Under mountains of black cloud and smoke

the bony dog prowls farther down the water.

Such a mean old woman, she broke her big toe.

She raced the lightening to shelter and tripped.

A bird dies and falls out of the tree behind us.

It falls like a leaf except it lands all feathery.

The wine-water lake reflects a wire-thin moon.

In this place the corners darken first.

One star slants over a distant smoke stack.

We’re on a kind of bus without any tickets.

Mary finds this disturbing.

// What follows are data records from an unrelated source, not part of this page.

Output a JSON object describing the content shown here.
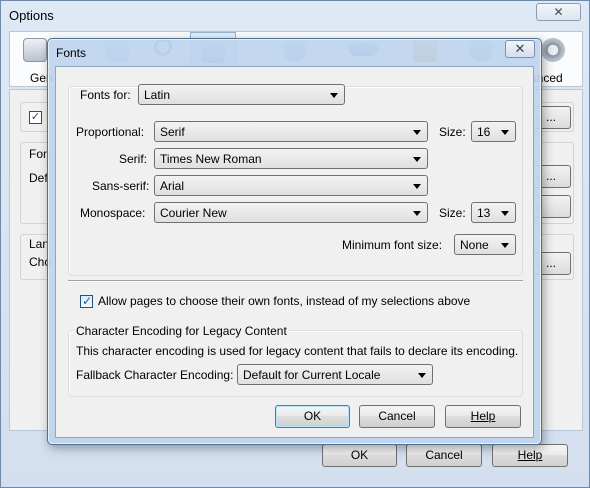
{
  "options_window": {
    "title": "Options",
    "close_label": "✕",
    "tabs": [
      {
        "label": "Gen",
        "icon": "general-icon"
      },
      {
        "label": "",
        "icon": "tabs-icon"
      },
      {
        "label": "",
        "icon": "search-icon"
      },
      {
        "label": "",
        "icon": "content-icon"
      },
      {
        "label": "",
        "icon": "applications-icon"
      },
      {
        "label": "",
        "icon": "privacy-icon"
      },
      {
        "label": "",
        "icon": "security-icon"
      },
      {
        "label": "",
        "icon": "sync-icon"
      },
      {
        "label": "anced",
        "icon": "advanced-icon"
      }
    ],
    "fragments": {
      "fon": "Fon",
      "def": "Def",
      "lan": "Lan",
      "cho": "Cho",
      "check_mark": "✓",
      "ellipsis1": "...",
      "ellipsis2": "...",
      "ellipsis3": "..."
    },
    "buttons": {
      "ok": "OK",
      "cancel": "Cancel",
      "help": "Help"
    }
  },
  "fonts_dialog": {
    "title": "Fonts",
    "close_label": "✕",
    "fonts_for": {
      "label": "Fonts for:",
      "value": "Latin"
    },
    "proportional": {
      "label": "Proportional:",
      "value": "Serif",
      "size_label": "Size:",
      "size": "16"
    },
    "serif": {
      "label": "Serif:",
      "value": "Times New Roman"
    },
    "sans_serif": {
      "label": "Sans-serif:",
      "value": "Arial"
    },
    "monospace": {
      "label": "Monospace:",
      "value": "Courier New",
      "size_label": "Size:",
      "size": "13"
    },
    "min_font": {
      "label": "Minimum font size:",
      "value": "None"
    },
    "allow_pages": {
      "checked": true,
      "label": "Allow pages to choose their own fonts, instead of my selections above"
    },
    "encoding": {
      "heading": "Character Encoding for Legacy Content",
      "description": "This character encoding is used for legacy content that fails to declare its encoding.",
      "fallback_label": "Fallback Character Encoding:",
      "fallback_value": "Default for Current Locale"
    },
    "buttons": {
      "ok": "OK",
      "cancel": "Cancel",
      "help": "Help"
    }
  },
  "colors": {
    "title_bar": "#bed4ee",
    "dialog_bg": "#f0f0f0",
    "default_button_border": "#3c7fb1"
  }
}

She’s very afraid.

I can’t find the can opener or the candles.

We chew on a couple of bullion cubes and rope.

Mary says maybe we could steal an old car.

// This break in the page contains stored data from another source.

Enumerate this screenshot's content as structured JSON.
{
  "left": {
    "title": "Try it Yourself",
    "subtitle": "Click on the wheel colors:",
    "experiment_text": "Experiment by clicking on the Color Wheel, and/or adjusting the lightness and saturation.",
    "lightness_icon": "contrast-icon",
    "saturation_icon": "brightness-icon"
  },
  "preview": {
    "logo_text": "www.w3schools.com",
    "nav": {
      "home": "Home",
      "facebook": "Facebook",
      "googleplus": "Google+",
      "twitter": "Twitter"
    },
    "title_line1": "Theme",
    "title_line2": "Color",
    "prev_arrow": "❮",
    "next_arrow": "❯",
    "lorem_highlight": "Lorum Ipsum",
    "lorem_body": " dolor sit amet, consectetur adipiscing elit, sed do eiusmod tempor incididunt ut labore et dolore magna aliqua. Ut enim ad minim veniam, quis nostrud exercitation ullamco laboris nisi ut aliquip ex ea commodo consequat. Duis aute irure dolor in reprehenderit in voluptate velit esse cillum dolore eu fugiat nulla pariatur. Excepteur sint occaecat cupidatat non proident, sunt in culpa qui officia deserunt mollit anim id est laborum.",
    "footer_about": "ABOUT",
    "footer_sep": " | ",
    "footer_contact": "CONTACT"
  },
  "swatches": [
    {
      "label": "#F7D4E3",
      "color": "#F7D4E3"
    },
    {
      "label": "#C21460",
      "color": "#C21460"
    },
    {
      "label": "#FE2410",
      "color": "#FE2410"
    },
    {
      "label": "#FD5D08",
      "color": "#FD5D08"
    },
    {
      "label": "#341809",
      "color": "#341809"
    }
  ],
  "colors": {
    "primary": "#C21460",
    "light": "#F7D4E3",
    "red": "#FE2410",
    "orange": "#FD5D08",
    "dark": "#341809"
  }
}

I tell her there are things more dangerous

than this war.

Two

I remember the blind man who carried a gun.

I remember an angel shaped like a flame.

Mary tells me she can feel the baby kneel.

We will be famous parents among the dead.

We live as if in an old romantic picture show.

The ghost of a toad nudges my foot.

I’ve got a knife and two good eyes.

I cut open a can of beans and section rope.

We watch as a plane lands on the highway.

Someone shoves out a bale of something.

It rolls into the ditch and brakes open.

The plane taxis a mile or so and takes off.

Mary says she wants to name the baby

"Benny" after the goddess of even Earth.

 


Three

A beautiful fog rolls up to the hills.

I too am an angel – I have an angel’s ass.

We stop at a burnt house with rust lights.

The cold mud splashes up to our knees.

A pain hits me like pokers in my eyes.

I must dream of hot buttered windows

and a lonely old beer by the estuary.

Oh, there the night was always full.

Mary sits in a broken polyvinyl chair.

Four

First we have sex until our knees bleed.

This is the only weapon we have against fatigue.

Mary looks sweet and older than she says.

She says sex is the only way to mask the pain.

The enemy passes within shouting distance.

We return the wave and talk quietly.

Our money is wrong for this side of the river.

Unusual winter rains and quakes,

a mudslide took our village, all but us.

The old woman looks at her radish

as if it were the answer and she had

forgotten, couldn’t remember the question.

Everyone believes there’s a tunnel.

Some say it leads back to the other side.

There is no way to be sure of his.

No one knows where, or if there’s a path.

I push against a tree and spit on a dead fly.

Mary groans so very softly. She says it all.

The dark taste bad. It tastes like spent shells.

I must save the rest of this pencil.